Moore did return to the law office at about 7:30 p.m. and reconnected his phone back to the cell network, whre he made more calls to Sherman’s phone “designed to continue the creation of false evidence that Moore was unaware of Sherman’s assault,” the indictment says.
Moore was arrested by US Marshals in Round Rock, Texas, on Friday, WKYC said, and is now awaiting extradition to Ohio.
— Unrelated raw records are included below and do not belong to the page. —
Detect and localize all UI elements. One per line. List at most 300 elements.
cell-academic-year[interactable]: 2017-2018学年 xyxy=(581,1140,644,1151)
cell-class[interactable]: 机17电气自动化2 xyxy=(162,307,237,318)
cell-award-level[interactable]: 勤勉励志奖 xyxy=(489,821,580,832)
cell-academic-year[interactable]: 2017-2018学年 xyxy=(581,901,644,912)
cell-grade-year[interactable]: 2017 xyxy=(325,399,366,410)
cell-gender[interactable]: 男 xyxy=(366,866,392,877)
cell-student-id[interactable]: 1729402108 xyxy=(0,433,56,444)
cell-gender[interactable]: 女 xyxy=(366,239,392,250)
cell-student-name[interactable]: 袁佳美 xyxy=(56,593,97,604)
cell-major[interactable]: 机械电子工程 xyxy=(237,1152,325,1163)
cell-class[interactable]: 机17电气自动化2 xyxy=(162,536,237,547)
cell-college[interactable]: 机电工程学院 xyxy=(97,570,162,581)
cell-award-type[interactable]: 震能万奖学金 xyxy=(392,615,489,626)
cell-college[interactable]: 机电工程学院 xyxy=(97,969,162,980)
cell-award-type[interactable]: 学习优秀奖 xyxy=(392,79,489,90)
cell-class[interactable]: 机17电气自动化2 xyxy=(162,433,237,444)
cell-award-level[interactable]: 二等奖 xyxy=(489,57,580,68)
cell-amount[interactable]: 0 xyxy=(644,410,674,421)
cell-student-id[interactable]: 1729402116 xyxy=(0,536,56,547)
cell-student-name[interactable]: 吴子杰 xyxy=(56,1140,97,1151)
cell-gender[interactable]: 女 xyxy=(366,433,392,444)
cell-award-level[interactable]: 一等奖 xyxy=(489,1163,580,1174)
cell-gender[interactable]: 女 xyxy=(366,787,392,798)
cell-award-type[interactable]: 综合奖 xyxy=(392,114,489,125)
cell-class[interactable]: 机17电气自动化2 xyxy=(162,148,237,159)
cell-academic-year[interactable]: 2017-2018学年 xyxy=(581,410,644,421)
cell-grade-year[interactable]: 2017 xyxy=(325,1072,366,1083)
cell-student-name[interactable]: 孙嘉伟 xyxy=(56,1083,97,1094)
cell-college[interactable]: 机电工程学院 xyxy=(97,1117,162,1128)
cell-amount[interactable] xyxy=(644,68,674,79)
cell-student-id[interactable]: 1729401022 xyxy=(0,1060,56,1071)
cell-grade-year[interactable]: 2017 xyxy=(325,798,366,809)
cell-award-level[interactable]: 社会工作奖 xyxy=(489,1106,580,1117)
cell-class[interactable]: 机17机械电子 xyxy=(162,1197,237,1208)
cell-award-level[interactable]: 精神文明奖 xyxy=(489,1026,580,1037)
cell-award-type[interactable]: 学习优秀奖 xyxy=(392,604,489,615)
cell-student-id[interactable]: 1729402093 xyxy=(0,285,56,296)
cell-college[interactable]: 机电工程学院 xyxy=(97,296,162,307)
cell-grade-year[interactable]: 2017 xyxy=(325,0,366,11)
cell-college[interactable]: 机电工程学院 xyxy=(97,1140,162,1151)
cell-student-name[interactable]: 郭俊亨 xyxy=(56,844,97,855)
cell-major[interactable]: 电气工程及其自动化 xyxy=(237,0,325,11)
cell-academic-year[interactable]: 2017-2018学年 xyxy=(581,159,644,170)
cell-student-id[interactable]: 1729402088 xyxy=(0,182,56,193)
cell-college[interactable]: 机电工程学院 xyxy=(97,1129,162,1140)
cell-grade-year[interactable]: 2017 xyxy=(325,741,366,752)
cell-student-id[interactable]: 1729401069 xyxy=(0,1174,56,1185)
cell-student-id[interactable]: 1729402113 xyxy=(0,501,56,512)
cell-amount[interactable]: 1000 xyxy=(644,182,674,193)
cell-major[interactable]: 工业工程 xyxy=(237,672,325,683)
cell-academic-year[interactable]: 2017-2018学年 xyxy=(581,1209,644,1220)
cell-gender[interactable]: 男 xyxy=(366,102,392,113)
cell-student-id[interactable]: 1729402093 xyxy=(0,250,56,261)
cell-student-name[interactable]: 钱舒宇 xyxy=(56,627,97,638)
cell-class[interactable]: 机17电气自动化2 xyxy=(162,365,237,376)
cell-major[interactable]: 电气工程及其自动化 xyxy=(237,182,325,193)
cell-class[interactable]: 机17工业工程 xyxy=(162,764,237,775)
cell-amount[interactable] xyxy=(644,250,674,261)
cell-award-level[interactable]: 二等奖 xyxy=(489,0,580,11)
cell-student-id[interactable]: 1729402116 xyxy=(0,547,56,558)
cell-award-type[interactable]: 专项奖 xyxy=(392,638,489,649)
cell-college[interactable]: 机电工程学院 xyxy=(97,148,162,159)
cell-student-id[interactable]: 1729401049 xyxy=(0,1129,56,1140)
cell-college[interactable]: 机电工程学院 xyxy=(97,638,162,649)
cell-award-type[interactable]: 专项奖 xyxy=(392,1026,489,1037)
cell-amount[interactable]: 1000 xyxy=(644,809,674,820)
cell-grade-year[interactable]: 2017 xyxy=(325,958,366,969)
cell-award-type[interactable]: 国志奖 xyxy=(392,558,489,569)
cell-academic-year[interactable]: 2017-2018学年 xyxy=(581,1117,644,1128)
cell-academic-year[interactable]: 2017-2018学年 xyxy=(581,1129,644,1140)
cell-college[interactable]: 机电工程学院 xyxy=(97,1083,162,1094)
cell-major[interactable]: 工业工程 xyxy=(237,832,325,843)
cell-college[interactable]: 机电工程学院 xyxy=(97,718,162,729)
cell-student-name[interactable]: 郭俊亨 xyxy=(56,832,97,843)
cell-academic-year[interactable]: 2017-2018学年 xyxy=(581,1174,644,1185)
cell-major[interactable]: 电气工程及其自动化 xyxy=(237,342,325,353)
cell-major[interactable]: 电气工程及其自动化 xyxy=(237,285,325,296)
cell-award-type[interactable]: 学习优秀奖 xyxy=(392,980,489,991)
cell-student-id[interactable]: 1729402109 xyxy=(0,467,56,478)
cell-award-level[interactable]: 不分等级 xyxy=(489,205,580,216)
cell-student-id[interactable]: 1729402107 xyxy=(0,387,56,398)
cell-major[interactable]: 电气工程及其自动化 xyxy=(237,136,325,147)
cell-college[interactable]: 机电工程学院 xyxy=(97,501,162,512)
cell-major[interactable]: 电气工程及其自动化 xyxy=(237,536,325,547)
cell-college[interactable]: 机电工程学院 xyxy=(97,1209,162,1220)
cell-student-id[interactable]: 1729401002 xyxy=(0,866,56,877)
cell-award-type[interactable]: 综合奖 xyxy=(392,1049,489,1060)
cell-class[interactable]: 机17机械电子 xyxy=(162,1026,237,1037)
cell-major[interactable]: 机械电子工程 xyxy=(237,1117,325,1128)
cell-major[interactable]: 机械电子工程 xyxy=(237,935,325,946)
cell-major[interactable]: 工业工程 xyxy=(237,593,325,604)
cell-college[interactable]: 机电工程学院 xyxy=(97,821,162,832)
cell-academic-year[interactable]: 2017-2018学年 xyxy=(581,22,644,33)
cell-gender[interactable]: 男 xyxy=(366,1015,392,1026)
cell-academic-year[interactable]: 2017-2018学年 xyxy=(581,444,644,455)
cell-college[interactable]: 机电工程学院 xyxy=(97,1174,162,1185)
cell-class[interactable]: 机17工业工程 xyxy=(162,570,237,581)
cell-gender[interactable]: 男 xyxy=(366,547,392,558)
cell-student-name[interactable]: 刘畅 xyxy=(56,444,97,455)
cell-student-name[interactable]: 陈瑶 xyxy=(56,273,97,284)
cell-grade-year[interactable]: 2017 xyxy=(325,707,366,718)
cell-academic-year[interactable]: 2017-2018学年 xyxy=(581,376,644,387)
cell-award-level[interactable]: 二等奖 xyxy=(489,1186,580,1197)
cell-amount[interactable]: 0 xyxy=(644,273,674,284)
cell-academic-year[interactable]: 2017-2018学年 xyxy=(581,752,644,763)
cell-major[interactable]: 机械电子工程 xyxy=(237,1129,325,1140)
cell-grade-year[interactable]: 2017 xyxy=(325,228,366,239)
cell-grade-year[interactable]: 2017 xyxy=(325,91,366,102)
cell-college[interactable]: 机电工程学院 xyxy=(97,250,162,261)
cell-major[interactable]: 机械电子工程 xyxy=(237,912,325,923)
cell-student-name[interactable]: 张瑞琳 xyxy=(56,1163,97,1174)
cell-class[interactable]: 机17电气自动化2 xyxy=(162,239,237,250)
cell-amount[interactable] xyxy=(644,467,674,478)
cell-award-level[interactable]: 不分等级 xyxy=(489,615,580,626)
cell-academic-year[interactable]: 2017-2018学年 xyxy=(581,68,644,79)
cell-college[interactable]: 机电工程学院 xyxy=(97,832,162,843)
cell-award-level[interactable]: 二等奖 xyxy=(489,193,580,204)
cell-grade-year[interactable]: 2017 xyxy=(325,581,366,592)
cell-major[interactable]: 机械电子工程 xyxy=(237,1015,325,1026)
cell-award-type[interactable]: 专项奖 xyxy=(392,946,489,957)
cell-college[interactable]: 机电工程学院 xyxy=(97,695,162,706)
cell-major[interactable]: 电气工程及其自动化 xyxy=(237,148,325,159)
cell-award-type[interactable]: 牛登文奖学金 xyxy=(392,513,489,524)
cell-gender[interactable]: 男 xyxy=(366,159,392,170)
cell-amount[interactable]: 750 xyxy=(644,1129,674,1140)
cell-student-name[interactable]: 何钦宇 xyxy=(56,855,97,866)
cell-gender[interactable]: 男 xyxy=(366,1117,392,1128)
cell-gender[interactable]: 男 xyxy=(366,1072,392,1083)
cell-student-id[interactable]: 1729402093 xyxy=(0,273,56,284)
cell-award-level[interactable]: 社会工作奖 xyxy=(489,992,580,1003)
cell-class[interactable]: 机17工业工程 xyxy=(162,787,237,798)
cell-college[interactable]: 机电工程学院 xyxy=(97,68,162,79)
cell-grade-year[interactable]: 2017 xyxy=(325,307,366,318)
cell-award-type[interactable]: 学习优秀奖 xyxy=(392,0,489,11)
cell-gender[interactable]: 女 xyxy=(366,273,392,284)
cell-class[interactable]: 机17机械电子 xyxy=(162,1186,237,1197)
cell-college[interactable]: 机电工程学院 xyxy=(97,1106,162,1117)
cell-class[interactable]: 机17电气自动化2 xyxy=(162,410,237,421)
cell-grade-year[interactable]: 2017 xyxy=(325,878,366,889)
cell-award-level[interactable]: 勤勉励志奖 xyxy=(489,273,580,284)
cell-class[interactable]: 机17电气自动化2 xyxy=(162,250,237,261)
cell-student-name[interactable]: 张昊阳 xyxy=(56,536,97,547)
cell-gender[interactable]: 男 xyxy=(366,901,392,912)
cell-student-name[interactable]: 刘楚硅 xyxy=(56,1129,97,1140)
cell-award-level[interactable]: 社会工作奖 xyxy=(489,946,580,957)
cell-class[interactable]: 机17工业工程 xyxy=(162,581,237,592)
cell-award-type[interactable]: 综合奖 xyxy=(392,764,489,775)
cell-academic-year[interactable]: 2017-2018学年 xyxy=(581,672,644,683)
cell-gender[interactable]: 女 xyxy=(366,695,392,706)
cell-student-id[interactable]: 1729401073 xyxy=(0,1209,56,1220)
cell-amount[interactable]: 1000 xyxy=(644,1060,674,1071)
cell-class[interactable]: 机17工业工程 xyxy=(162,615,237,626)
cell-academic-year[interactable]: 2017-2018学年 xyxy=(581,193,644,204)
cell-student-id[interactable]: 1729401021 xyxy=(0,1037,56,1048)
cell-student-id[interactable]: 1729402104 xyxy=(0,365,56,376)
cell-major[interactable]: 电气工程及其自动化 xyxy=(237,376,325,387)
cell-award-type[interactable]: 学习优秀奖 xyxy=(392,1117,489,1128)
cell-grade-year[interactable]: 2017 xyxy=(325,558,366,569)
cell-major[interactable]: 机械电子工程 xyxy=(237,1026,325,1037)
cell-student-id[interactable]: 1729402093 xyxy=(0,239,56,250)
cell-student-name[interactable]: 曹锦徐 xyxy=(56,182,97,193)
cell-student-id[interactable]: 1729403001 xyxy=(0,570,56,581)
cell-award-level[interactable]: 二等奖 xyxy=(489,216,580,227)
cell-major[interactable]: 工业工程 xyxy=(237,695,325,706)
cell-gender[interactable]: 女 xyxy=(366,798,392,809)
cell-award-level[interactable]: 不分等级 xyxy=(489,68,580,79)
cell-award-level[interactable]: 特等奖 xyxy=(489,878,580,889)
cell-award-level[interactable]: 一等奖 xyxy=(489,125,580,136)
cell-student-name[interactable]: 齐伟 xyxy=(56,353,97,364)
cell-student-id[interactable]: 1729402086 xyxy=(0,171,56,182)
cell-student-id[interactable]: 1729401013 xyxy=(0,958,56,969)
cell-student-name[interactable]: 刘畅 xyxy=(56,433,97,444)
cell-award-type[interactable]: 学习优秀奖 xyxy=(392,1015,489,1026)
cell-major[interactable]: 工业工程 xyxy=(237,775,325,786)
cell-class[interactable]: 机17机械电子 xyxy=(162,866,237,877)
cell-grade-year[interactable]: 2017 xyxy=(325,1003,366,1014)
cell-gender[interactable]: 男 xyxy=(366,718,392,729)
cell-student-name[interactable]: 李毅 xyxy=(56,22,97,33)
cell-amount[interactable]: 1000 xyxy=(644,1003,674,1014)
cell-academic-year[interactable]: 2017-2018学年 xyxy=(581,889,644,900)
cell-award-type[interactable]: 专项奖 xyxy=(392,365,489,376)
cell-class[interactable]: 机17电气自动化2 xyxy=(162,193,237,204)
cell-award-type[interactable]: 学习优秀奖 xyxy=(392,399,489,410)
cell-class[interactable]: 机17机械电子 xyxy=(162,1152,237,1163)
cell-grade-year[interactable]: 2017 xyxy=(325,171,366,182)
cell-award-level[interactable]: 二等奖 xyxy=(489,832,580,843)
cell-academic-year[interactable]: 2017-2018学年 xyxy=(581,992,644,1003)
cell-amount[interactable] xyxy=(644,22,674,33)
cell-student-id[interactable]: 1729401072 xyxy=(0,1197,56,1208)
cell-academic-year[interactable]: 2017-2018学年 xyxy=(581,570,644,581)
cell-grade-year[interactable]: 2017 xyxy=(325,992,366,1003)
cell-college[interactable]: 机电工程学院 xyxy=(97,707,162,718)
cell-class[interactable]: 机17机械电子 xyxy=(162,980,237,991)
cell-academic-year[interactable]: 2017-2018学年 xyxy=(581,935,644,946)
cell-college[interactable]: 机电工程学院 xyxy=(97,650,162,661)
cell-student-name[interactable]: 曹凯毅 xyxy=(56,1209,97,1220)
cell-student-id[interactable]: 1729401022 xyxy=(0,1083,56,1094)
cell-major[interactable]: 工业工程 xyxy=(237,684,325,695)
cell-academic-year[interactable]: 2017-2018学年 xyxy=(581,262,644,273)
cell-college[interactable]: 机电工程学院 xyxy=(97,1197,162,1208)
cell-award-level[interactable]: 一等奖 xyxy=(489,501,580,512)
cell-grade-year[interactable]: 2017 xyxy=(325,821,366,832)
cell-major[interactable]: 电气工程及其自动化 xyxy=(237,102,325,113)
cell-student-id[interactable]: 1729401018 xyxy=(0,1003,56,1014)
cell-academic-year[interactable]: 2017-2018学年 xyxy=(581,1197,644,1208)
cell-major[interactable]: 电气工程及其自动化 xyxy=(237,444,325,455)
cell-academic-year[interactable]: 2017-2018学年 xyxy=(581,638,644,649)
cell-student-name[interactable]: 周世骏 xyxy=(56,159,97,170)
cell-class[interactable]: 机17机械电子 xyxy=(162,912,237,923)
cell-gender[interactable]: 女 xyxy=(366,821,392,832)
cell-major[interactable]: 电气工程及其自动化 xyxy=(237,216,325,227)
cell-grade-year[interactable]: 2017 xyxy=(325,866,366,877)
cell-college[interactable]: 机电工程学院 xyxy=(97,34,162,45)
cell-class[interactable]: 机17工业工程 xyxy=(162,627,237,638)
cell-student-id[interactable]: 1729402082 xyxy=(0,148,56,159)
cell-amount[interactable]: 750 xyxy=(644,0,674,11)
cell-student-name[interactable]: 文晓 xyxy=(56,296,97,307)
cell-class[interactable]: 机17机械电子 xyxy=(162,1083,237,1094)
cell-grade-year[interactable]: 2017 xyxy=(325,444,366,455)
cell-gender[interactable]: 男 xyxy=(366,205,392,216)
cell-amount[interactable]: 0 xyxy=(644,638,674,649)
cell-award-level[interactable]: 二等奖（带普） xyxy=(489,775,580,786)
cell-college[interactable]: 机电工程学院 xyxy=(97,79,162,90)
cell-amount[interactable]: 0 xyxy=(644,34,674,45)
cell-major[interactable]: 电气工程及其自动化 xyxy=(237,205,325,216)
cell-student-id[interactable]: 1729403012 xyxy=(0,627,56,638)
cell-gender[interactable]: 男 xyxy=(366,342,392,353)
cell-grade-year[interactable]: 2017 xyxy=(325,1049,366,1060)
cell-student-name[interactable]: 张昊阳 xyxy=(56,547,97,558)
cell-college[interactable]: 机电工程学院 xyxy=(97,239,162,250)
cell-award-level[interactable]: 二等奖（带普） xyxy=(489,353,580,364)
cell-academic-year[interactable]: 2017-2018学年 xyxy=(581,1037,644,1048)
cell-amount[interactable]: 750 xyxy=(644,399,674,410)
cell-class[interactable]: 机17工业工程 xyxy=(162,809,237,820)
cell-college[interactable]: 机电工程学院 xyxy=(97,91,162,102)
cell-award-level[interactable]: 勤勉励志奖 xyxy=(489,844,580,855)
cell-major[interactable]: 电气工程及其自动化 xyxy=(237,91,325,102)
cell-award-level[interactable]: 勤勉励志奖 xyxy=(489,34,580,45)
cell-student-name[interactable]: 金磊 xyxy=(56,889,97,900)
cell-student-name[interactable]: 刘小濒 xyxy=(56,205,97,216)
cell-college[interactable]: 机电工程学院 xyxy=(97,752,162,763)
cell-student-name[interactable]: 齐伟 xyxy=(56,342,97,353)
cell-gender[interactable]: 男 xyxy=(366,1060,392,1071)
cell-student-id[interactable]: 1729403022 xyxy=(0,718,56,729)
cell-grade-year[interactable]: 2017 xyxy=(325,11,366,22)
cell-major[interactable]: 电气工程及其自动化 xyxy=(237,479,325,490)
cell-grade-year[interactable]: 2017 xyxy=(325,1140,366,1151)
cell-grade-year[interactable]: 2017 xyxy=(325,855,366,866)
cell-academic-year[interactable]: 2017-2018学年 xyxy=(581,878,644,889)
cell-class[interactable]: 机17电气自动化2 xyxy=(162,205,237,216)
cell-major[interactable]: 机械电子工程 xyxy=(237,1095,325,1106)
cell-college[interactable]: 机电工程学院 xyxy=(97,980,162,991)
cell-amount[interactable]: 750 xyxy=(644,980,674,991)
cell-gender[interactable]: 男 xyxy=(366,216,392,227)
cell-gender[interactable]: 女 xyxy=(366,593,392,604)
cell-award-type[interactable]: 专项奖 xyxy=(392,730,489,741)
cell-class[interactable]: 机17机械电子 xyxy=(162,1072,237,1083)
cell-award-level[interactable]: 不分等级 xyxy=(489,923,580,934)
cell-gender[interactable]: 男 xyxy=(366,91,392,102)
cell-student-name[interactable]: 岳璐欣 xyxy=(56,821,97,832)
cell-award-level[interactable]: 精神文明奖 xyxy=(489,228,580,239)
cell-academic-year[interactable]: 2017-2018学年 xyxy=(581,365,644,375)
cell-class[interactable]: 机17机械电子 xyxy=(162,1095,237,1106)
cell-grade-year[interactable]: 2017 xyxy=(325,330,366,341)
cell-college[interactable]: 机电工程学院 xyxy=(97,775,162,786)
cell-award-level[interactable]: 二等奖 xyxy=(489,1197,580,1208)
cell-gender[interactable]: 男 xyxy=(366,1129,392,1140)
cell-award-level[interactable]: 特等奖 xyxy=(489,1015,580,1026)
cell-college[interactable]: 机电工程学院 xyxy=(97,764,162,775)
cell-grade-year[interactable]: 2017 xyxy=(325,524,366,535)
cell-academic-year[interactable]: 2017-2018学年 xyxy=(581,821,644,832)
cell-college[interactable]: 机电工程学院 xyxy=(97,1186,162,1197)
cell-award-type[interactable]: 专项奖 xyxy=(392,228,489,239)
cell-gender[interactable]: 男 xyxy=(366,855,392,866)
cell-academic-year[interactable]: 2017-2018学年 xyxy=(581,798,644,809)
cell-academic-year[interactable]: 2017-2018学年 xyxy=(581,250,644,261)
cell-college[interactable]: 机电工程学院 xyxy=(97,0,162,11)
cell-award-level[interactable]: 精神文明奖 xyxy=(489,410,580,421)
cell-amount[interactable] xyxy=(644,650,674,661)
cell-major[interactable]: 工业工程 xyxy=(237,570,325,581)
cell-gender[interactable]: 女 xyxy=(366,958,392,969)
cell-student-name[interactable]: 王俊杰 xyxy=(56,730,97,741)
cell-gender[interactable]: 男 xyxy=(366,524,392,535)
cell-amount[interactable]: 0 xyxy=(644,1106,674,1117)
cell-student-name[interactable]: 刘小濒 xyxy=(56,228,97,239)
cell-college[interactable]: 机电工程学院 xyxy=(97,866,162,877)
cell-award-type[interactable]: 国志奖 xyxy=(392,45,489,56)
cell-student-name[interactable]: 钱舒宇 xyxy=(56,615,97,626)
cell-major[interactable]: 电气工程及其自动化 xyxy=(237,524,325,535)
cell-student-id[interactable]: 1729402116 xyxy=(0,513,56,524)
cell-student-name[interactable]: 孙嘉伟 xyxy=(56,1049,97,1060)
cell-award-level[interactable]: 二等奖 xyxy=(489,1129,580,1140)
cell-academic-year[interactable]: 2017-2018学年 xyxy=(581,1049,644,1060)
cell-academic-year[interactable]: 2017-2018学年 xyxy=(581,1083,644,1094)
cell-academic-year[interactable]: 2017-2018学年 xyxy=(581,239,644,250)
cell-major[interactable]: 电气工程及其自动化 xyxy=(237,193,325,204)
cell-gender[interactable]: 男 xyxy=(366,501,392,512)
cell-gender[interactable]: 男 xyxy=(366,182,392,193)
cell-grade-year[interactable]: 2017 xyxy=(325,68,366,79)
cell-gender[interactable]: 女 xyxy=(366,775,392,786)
He is charged with aggravated murder, two counts of kidnapping, conspiracy, and six additional counts of murder.
Sherman’s family members have not yet commented about the arrest, but Jan Lash, described as her best friend, told WOIO that she was “overwhelmed with relief that we are finally getting justice for Aliza in her unsolved murder.”
“She was my dearest friend and confidant,” Lash said. “I’ve always flet that Gregory Moore was involved with Aliza’s murder.”
Sherman’s husband, the doctor, died last year.